2020-2022: SENTINEL: Social and Environmental Trade-Offs in African Agriculture
Funding: Global Challenge Research Fund
I collaborate with a multi-disciplinary team of researchers from the UK, Ghana, Zambia, and Ethiopia to examine the trade-offs of forest conservation and agricultural expansion.
2021-2022: African Agriculture Knowledge Transfer Partnership
Funding: Innovate UK - co-Investigator
This partnership between NRI, Egerton University, and Anolei Women Camel Milk Co-operative aims to expand camel milk commodity value chain in East Africa through improved production, processing, storage and novel product development, such as a semi-soft cheese called “Camelbert”, with a focus on knowledge and technology adoption, and women’s entrepreneurial empowerment to the proposed research.

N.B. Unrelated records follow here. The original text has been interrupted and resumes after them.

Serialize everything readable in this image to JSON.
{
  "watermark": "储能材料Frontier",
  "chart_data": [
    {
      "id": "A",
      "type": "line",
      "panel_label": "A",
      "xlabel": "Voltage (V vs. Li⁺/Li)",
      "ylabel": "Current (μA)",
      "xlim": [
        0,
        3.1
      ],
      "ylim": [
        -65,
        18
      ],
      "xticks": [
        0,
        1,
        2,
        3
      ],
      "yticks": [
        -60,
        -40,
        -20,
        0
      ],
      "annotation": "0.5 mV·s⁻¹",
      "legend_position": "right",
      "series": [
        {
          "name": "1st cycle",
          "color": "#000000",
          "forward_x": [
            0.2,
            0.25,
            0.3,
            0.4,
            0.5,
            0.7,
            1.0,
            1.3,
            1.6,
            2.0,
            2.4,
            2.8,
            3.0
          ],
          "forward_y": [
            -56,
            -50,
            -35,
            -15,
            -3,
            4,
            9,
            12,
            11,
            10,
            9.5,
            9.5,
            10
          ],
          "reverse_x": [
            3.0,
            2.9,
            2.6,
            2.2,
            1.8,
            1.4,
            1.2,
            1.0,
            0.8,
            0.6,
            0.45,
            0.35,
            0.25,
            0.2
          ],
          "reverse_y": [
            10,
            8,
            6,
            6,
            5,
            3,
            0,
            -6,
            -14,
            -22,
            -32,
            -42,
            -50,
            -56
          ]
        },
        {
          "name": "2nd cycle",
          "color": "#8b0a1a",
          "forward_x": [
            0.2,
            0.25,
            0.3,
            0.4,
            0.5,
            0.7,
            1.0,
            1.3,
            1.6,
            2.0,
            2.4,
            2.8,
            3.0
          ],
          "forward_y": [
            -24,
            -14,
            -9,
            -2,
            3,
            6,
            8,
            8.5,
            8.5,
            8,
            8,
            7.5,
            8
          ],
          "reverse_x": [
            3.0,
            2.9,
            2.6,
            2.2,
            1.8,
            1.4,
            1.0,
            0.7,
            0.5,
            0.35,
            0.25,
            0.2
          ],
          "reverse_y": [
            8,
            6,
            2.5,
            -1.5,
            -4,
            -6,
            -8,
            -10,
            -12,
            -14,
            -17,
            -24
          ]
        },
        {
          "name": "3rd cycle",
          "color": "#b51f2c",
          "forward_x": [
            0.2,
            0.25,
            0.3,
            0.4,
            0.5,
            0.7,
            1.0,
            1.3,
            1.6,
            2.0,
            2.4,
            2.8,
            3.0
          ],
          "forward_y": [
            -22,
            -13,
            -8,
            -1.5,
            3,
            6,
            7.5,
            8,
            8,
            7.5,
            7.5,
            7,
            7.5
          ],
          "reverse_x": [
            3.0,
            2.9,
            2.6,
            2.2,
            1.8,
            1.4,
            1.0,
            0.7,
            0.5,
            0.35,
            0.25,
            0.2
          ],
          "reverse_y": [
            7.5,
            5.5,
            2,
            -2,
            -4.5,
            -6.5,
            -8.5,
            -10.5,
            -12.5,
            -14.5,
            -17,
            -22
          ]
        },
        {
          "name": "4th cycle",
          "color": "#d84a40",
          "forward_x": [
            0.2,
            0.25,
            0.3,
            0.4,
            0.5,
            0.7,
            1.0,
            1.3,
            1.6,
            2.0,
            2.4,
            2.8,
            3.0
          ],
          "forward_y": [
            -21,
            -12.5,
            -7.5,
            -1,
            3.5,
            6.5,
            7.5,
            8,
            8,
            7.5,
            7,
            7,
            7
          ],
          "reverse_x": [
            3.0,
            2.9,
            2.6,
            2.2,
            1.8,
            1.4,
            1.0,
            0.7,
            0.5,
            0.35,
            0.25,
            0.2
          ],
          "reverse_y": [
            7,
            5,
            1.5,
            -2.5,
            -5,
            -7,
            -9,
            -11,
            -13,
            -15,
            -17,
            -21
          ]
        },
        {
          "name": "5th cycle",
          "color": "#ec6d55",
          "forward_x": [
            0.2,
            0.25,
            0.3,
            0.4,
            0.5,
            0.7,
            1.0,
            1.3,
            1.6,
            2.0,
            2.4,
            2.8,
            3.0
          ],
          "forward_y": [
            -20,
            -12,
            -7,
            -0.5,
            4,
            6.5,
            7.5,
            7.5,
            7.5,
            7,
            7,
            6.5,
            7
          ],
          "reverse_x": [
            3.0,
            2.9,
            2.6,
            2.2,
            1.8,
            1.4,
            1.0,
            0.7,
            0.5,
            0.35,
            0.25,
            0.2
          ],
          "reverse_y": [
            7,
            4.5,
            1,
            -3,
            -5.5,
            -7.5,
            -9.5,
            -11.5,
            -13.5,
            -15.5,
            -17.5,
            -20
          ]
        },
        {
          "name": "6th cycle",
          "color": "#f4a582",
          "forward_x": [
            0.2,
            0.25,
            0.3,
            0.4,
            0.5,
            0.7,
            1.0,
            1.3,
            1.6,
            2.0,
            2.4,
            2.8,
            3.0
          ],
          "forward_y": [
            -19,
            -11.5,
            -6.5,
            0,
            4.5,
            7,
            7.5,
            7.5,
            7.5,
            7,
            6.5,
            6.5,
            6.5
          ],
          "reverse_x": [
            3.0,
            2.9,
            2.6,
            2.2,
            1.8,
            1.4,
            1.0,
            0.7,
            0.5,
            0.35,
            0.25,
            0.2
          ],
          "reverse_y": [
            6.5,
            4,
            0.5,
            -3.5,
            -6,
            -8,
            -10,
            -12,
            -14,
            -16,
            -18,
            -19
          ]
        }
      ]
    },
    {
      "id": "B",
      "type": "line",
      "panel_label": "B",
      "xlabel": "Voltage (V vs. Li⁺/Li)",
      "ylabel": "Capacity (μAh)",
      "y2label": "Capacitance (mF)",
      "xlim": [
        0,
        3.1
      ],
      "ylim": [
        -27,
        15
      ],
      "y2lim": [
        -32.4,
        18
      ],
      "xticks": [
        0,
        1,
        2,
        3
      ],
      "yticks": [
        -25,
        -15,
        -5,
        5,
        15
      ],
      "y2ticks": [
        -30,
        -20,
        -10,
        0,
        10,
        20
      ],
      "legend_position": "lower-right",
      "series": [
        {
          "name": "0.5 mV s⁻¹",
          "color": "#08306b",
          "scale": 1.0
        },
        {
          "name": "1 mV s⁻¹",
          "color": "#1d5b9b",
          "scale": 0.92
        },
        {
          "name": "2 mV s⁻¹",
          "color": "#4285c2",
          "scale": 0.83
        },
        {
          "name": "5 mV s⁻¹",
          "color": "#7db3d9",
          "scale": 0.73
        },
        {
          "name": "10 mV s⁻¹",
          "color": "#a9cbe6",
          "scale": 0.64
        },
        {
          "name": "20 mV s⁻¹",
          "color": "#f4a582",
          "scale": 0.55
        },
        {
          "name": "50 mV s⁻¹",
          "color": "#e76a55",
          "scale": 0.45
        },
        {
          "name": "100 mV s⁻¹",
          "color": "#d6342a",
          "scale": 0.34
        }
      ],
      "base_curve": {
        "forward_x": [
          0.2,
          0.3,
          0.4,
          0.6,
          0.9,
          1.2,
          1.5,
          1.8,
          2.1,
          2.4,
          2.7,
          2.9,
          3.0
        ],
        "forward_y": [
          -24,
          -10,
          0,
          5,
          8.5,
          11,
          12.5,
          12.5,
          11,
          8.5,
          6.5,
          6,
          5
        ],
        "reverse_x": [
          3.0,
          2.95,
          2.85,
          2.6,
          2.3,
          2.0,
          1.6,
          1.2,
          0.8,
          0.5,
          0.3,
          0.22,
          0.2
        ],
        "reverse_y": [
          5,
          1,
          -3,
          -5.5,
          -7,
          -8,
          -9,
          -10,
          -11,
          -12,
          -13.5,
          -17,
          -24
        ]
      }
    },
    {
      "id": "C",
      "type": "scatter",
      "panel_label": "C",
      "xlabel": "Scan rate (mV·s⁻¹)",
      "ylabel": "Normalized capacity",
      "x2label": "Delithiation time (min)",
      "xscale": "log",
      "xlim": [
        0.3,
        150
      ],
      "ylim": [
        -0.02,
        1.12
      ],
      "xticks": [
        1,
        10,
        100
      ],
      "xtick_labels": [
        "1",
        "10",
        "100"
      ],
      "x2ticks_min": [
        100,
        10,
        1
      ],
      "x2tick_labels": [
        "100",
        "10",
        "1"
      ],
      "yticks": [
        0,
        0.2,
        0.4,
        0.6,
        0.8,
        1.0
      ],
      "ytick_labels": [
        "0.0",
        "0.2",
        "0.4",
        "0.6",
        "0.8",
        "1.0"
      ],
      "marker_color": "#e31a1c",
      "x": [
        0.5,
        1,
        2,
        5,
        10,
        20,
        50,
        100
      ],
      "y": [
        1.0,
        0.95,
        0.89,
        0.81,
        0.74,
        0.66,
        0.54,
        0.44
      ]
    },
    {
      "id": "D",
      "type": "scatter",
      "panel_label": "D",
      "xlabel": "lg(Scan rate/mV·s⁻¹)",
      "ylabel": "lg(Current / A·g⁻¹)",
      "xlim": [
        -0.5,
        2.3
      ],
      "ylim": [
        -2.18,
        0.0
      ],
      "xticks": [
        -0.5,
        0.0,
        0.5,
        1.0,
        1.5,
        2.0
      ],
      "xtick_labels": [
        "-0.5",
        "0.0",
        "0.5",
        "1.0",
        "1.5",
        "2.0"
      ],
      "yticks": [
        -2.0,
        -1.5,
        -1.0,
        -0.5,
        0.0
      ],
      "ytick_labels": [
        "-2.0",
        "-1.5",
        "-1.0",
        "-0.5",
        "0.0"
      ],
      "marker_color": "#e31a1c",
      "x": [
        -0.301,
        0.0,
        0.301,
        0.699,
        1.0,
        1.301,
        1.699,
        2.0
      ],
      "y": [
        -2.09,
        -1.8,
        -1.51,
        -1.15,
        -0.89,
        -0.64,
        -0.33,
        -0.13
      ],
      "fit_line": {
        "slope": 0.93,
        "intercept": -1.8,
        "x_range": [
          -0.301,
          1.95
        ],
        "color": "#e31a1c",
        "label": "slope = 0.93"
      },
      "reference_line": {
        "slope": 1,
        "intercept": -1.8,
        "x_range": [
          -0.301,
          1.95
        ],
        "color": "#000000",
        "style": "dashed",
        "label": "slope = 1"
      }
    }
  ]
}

2018-2019: Distilling livelihoods: traditional alcohol and livelihood diversification among ethnic minorities in the uplands of northern Vietnam
Funding: Fonds de recherche du Québec Société et culture – Postdoctoral Fellowship
In the Sino-Vietnamese borderlands, the growing middle class of Kinh lowlanders and the expansion of the tourism industry in the uplands has increased the demand for traditionally distilled alcohol produced by ethnic minority communities. This research explores how traditional ecological knowledge of local alcohol within Hmong and Yao ethnic minority communities is changing under the context of state cultural preservation policy and development goals.
2015-2019: Developing a framework to address the challenges of multi-level rules of governance in social-ecological systems
Funding: Québec Centre for Biodiversity Science
Building on Elinor Ostrom’s Institutional Analysis and Development framework, a group of graduate students and post-doctoral fellows at the Sustainable Futures Research Laboratory developed and applied the Inter-Institutional Gap framework on four cases of natural resource governance in Bangladesh, Canada, India, and South Korea. This research has resulted in a peer-reviewed article in the International Journal of the Commons and a special issue in Society & Natural Resources.
2012-2016: Innovating for Resilient Farming Systems in Semi-arid Kenya
Funding: International Development Research Centre (IDRC) and Global Affairs Canada (previously named Canadian International Development Agency) (2011-14), Social Sciences and Humanities Research Council (2012-15), Réseau de recherche en santé des populations du Québec (2015), and Margaret A. Gilliam Fellowship in Food Security (2016).
As a doctoral researcher, June examined the relationships between Kamba women’s access to land resources and child growth, focusing on local, gendered institutions on land allocation, women’s agricultural decision-making, and social capital. She also acquired external funding to disseminate research findings to local participants, primarily Kamba women and farmers, after project completion.